A second model undermines this order culturally. While the gold model over-identifies the capacity of a financial order to sustain itself purely on the basis of market values, this second example over-identifies the actual conditions supporting the economic feasibility of the underlying production climate—the conditions of labour. The “west” (and the Dutch in particular) have conducted a rather culturally arrogant position towards ecological friendliness, labour conditions and labour wages. While leftist political ideologues make their plea for morals and ethics, the real consumer and producer could not care less. As globalisation equalises the economic terms of production and consumption, the ideologies put forth must adapt to another reality, one with painful implications for the ideological consciousness of production in the “west”. Here, Maassen’s over-Identification strikes again, this time through the establishment of Lucas Maassen & Sons—a company wherein design authorship becomes both democratic and ostensibly exploitative via the employment of his children, who work up to three hours a week in his design factory (the maximum allowed by child labour laws).

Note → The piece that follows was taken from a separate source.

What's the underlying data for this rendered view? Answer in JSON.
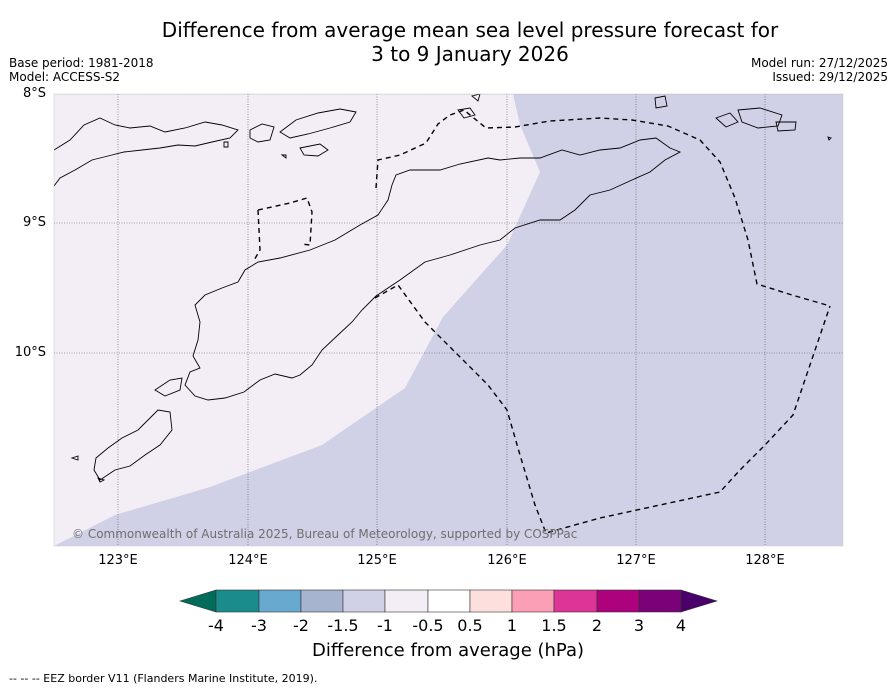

In the end, the over-identifying projects of Maassen are rather performative gestures questioning the means, manners and modes of design production as an economic sum in a changing world, deriving from the local yet simultaneously aware of the global.

[1] “Instead of succumbing to society’s pathetic demand for small creative acts, artists should over-identify with the ruling, post-historical order and take the latter’s immanent laws to their most extreme, dystopian consequences”, according to the back cover of BAVO’s Cultural Activism Today: The Art of Over-Identification.
[2] Even more so as the public support via governmental subsidies, infecting new thinking and production, are very much downgraded.

*Freek Lomme is a curator and writer, director of Onomatopee projects and occasional ghostwriter as a critical follower of Lucas Maassen (and Sons).